Kole Calhoun was called up for Danny Espinosa, and he got a mega-clutch single that scored the tying run, the Angels and Astros knotted up at 6-6, and with a Ben Revere pop up a batter later, we were headed to a surprising round of extra innings baseball in Anaheim. UNREAL.
But hey...that’s THE TEAM OF DESTINY, for ya!
Of course, I think even the ToD gets Buttercupped sometimes, as we’ve seen happen before in the past month or so. Tonight, we got a bouquet of pungent Buttercups, lucky us!
To follow up that amazing, rousing 9th inning Halo Blitz, in which the Angels tied up the game after being down four runs, Bud Norris would end up killing all everybody’s buzz in a hurry. Jose Altuve got on board with a single, then he stole 2nd, and he was then driven home by a Carlos Correa liner to right field (that was bobbled by Cameron Maybin, thus no throw to challenge at home).
Norris had actually gotten two outs in the 10th, before giving up those back to back hits to Correa and Altuve, so I’ll give him some credit. But you read that right...there were two outs, and two out runs have been such a killer of this team that it’s driving me mad. It’s so ludicrous, but without fail, they’re giving them out like candy, at least during one inning, each game. UGHHHHHHHHHHHH.

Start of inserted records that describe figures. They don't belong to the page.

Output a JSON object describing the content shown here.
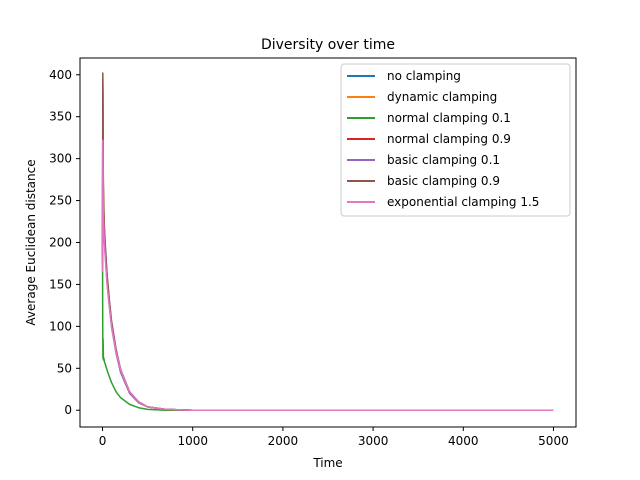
{
  "chart_data": {
    "type": "line",
    "title": "Diversity over time",
    "xlabel": "Time",
    "ylabel": "Average Euclidean distance",
    "xlim": [
      -250,
      5250
    ],
    "ylim": [
      -20,
      420
    ],
    "xticks": [
      0,
      1000,
      2000,
      3000,
      4000,
      5000
    ],
    "xtick_labels": [
      "0",
      "1000",
      "2000",
      "3000",
      "4000",
      "5000"
    ],
    "yticks": [
      0,
      50,
      100,
      150,
      200,
      250,
      300,
      350,
      400
    ],
    "ytick_labels": [
      "0",
      "50",
      "100",
      "150",
      "200",
      "250",
      "300",
      "350",
      "400"
    ],
    "grid": false,
    "legend_position": "upper right",
    "series": [
      {
        "name": "no clamping",
        "color": "#1f77b4",
        "x": [
          0,
          3,
          6,
          10,
          20,
          30,
          50,
          75,
          100,
          150,
          200,
          300,
          400,
          500,
          700,
          1000,
          2000,
          3000,
          4000,
          5000
        ],
        "y": [
          180,
          395,
          300,
          250,
          215,
          195,
          160,
          130,
          105,
          72,
          48,
          22,
          10,
          4,
          1,
          0,
          0,
          0,
          0,
          0
        ]
      },
      {
        "name": "dynamic clamping",
        "color": "#ff7f0e",
        "x": [
          0,
          3,
          6,
          10,
          20,
          30,
          50,
          75,
          100,
          150,
          200,
          300,
          400,
          500,
          700,
          1000,
          2000,
          3000,
          4000,
          5000
        ],
        "y": [
          175,
          390,
          295,
          248,
          212,
          192,
          158,
          128,
          103,
          70,
          47,
          21,
          9,
          4,
          1,
          0,
          0,
          0,
          0,
          0
        ]
      },
      {
        "name": "normal clamping 0.1",
        "color": "#2ca02c",
        "x": [
          0,
          2,
          4,
          6,
          10,
          15,
          20,
          30,
          50,
          75,
          100,
          150,
          200,
          300,
          400,
          500,
          700,
          1000,
          2000,
          3000,
          4000,
          5000
        ],
        "y": [
          180,
          100,
          62,
          85,
          60,
          62,
          58,
          55,
          48,
          40,
          33,
          22,
          15,
          7,
          3,
          1,
          0,
          0,
          0,
          0,
          0,
          0
        ]
      },
      {
        "name": "normal clamping 0.9",
        "color": "#d62728",
        "x": [
          0,
          3,
          6,
          10,
          20,
          30,
          50,
          75,
          100,
          150,
          200,
          300,
          400,
          500,
          700,
          1000,
          2000,
          3000,
          4000,
          5000
        ],
        "y": [
          170,
          385,
          290,
          245,
          210,
          190,
          155,
          126,
          101,
          69,
          46,
          21,
          9,
          4,
          1,
          0,
          0,
          0,
          0,
          0
        ]
      },
      {
        "name": "basic clamping 0.1",
        "color": "#9467bd",
        "x": [
          0,
          3,
          6,
          10,
          20,
          30,
          50,
          75,
          100,
          150,
          200,
          300,
          400,
          500,
          700,
          1000,
          2000,
          3000,
          4000,
          5000
        ],
        "y": [
          175,
          380,
          290,
          240,
          205,
          185,
          152,
          124,
          99,
          68,
          45,
          20,
          9,
          4,
          1,
          0,
          0,
          0,
          0,
          0
        ]
      },
      {
        "name": "basic clamping 0.9",
        "color": "#8c564b",
        "x": [
          0,
          3,
          6,
          10,
          20,
          30,
          50,
          75,
          100,
          150,
          200,
          300,
          400,
          500,
          700,
          1000,
          2000,
          3000,
          4000,
          5000
        ],
        "y": [
          180,
          402,
          310,
          260,
          220,
          198,
          162,
          132,
          106,
          73,
          49,
          22,
          10,
          4,
          1,
          0,
          0,
          0,
          0,
          0
        ]
      },
      {
        "name": "exponential clamping 1.5",
        "color": "#e377c2",
        "x": [
          0,
          3,
          6,
          10,
          20,
          30,
          50,
          75,
          100,
          150,
          200,
          300,
          400,
          500,
          700,
          1000,
          2000,
          3000,
          4000,
          5000
        ],
        "y": [
          165,
          322,
          260,
          230,
          200,
          182,
          150,
          124,
          100,
          70,
          48,
          22,
          10,
          4,
          1,
          0,
          0,
          0,
          0,
          0
        ]
      }
    ]
  }
}
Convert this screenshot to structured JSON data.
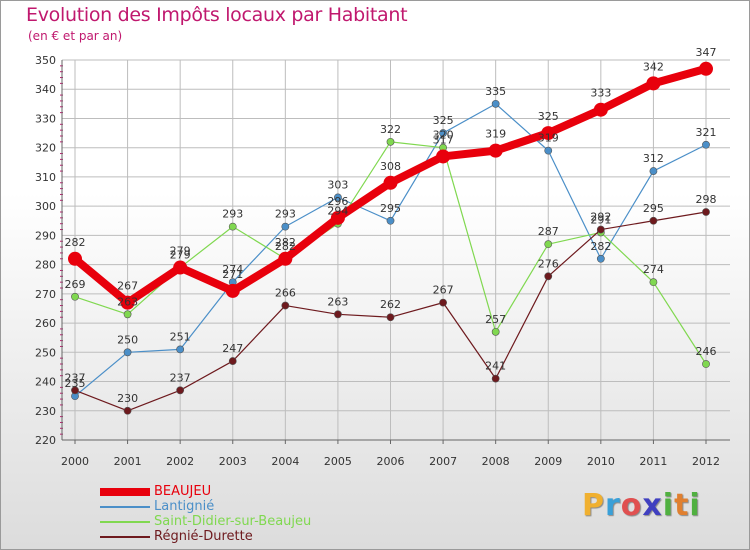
{
  "title": "Evolution des Impôts locaux par Habitant",
  "subtitle": "(en € et par an)",
  "brand": {
    "text": "Proxiti",
    "letters": [
      "P",
      "r",
      "o",
      "x",
      "i",
      "t",
      "i"
    ],
    "colors": [
      "#f0b030",
      "#3aa0d8",
      "#e05050",
      "#4040c0",
      "#50b040",
      "#e08030",
      "#50b040"
    ]
  },
  "chart_data": {
    "type": "line",
    "title": "Evolution des Impôts locaux par Habitant",
    "subtitle": "(en € et par an)",
    "xlabel": "",
    "ylabel": "",
    "ylim": [
      220,
      350
    ],
    "yticks": [
      "220",
      "230",
      "240",
      "250",
      "260",
      "270",
      "280",
      "290",
      "300",
      "310",
      "320",
      "330",
      "340",
      "350"
    ],
    "categories": [
      "2000",
      "2001",
      "2002",
      "2003",
      "2004",
      "2005",
      "2006",
      "2007",
      "2008",
      "2009",
      "2010",
      "2011",
      "2012"
    ],
    "grid": true,
    "legend_position": "bottom-left",
    "series": [
      {
        "name": "BEAUJEU",
        "color": "#e8000c",
        "values": [
          282,
          267,
          279,
          271,
          282,
          296,
          308,
          317,
          319,
          325,
          333,
          342,
          347
        ],
        "labels": [
          "282",
          "267",
          "279",
          "271",
          "282",
          "296",
          "308",
          "317",
          "319",
          "325",
          "333",
          "342",
          "347"
        ]
      },
      {
        "name": "Lantignié",
        "color": "#4b8fc8",
        "values": [
          235,
          250,
          251,
          274,
          293,
          303,
          295,
          325,
          335,
          319,
          282,
          312,
          321
        ],
        "labels": [
          "235",
          "250",
          "251",
          "274",
          "293",
          "303",
          "295",
          "325",
          "335",
          "319",
          "282",
          "312",
          "321"
        ]
      },
      {
        "name": "Saint-Didier-sur-Beaujeu",
        "color": "#80d850",
        "values": [
          269,
          263,
          279,
          293,
          282,
          294,
          322,
          320,
          257,
          287,
          291,
          274,
          246
        ],
        "labels": [
          "269",
          "263",
          "279",
          "293",
          "282",
          "294",
          "322",
          "320",
          "257",
          "287",
          "291",
          "274",
          "246"
        ]
      },
      {
        "name": "Régnié-Durette",
        "color": "#6e1a1e",
        "values": [
          237,
          230,
          237,
          247,
          266,
          263,
          262,
          267,
          241,
          276,
          292,
          295,
          298
        ],
        "labels": [
          "237",
          "230",
          "237",
          "247",
          "266",
          "263",
          "262",
          "267",
          "241",
          "276",
          "292",
          "295",
          "298"
        ]
      }
    ]
  }
}
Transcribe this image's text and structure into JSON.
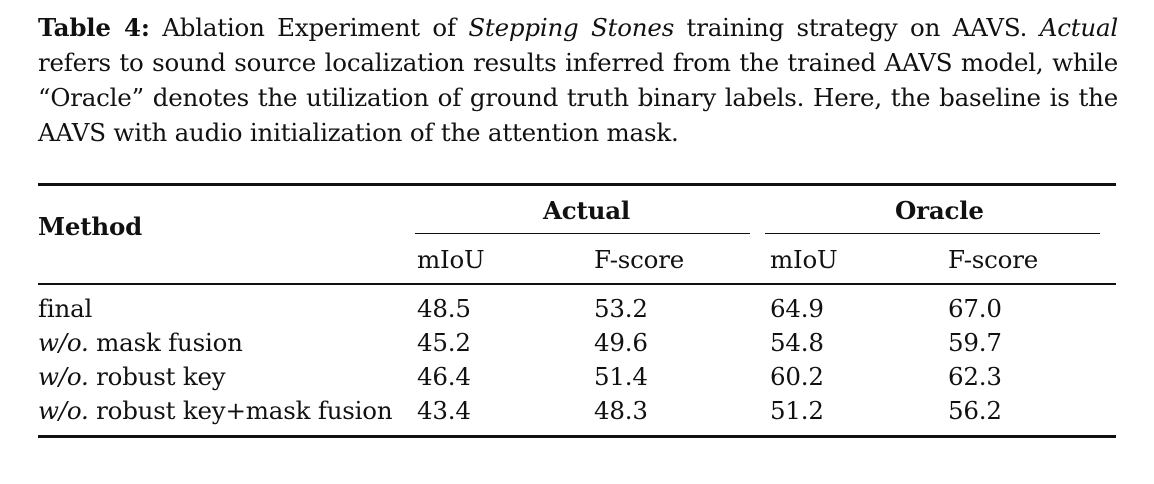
{
  "caption": {
    "label": "Table 4:",
    "seg1": " Ablation Experiment of ",
    "seg1_italic": "Stepping Stones",
    "seg2": " training strategy on AAVS. ",
    "seg2_italic": "Actual",
    "line2": "refers to sound source localization results inferred from the trained AAVS model, while",
    "line3": "“Oracle” denotes the utilization of ground truth binary labels. Here, the baseline is the",
    "line4": "AAVS with audio initialization of the attention mask."
  },
  "table": {
    "method_header": "Method",
    "groups": [
      {
        "label": "Actual",
        "columns": [
          "mIoU",
          "F-score"
        ]
      },
      {
        "label": "Oracle",
        "columns": [
          "mIoU",
          "F-score"
        ]
      }
    ],
    "rows": [
      {
        "prefix": "",
        "method": "final",
        "values": [
          "48.5",
          "53.2",
          "64.9",
          "67.0"
        ]
      },
      {
        "prefix": "w/o.",
        "method": " mask fusion",
        "values": [
          "45.2",
          "49.6",
          "54.8",
          "59.7"
        ]
      },
      {
        "prefix": "w/o.",
        "method": " robust key",
        "values": [
          "46.4",
          "51.4",
          "60.2",
          "62.3"
        ]
      },
      {
        "prefix": "w/o.",
        "method": " robust key+mask fusion",
        "values": [
          "43.4",
          "48.3",
          "51.2",
          "56.2"
        ]
      }
    ]
  }
}
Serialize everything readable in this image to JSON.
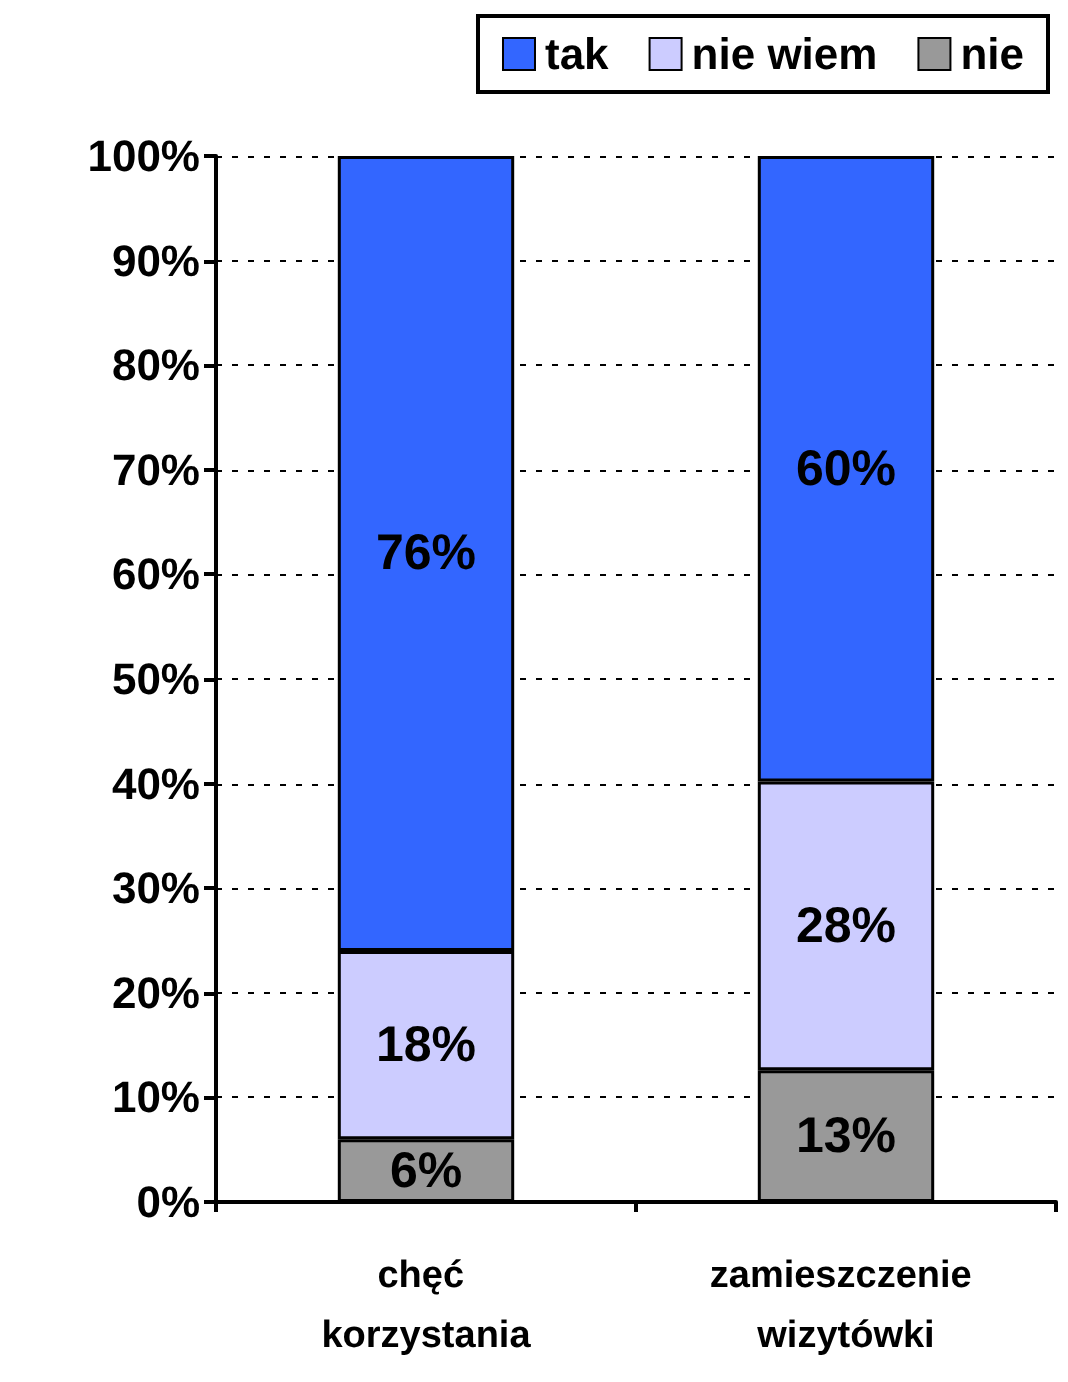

So, that 7-6 score held in the bottom of the 10th, and the Astros won a game that they were supposed to win anyway, until the Angels ruined it all by having that 9th inning comeback, building us up...just to let us down. Somehow, the Halos were in this one at the end, so I guess they still have that fight in them. Tonight, they had fight. They just needed more than fight. Tomorrow is another day.